Trump tidak hanya berbahaya bagi demokrasi dan pendukung kebohongan – dia telah mengatakan lebih dari 30.000 kebohongan selama masa kepresidenannya, menurut laporan tersebut. menghitung dari Washington Post– namun melontarkan pernyataan rasis yang seharusnya tidak dapat diterima oleh siapa pun, terlebih lagi bagi pejabat publik. Mari kita ingat beberapa contoh: dia mengatakan bahwa imigran Meksiko adalah penjahat dan “pemerkosa”, dan dia memastikan bahwa Hakim Gonzalo Curiel tidak bisa objektif karena “Warisan Meksiko“.
Inilah orang yang bisa kembali ke Gedung Putih.
Beban rekaman menunjukkan bahwa jutaan anggota Partai Republik mempercayai kebohongan Trump dan menganggap Biden sebagai presiden tidak sah. Sayangnya, percakapan serupa juga terjadi selama beberapa dekade di berbagai negara Amerika Latin. Saya tidak pernah menyangka hal ini akan terjadi di Amerika juga.
Pada akhirnya, sistem demokrasi berhasil: Trump kalah dan Biden menduduki Gedung Putih. Namun tidak ada jaminan bahwa hal itu akan selalu berhasil. Oleh karena itu, kita harus menolak upaya otoriter Trump dan terus mengungkap kebohongannya. Masa depan negara bergantung pada hal ini.

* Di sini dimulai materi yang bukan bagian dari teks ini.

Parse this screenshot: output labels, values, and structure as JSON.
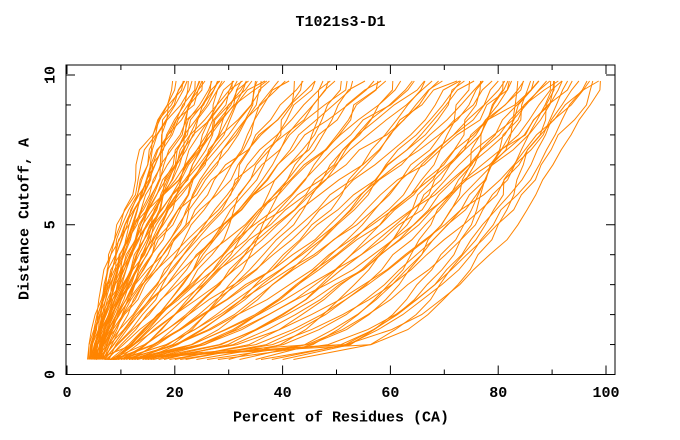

Agar demokrasi dapat bertahan dan menguat di Amerika, mereka yang membahayakan demokrasi harus dihukum. Beberapa pengunjuk rasa yang menyebabkan kerusuhan di Capitol telah ditangkap dan dijatuhi hukuman. Namun tidak terjadi apa-apa pada Trump.
Investigasi Kongres terhadap apa yang terjadi pada 6 Januari terus berlanjut, dan kesimpulan serta keputusannya akan sangat penting. Nasib negara ini, tanpa berlebihan, bergantung pada intelektual pencipta pemberontakan yang dipaksa untuk merespons dan bertanggung jawab atas tindakannya terhadap sistem yang telah beroperasi selama lebih dari dua abad.
Sebelum hal ini terjadi, perdamaian tidak akan kembali ke Amerika Serikat.
Jorge Ramos, jurnalis pemenang Emmy Award, adalah Kepala Direktur Berita di Univision Network.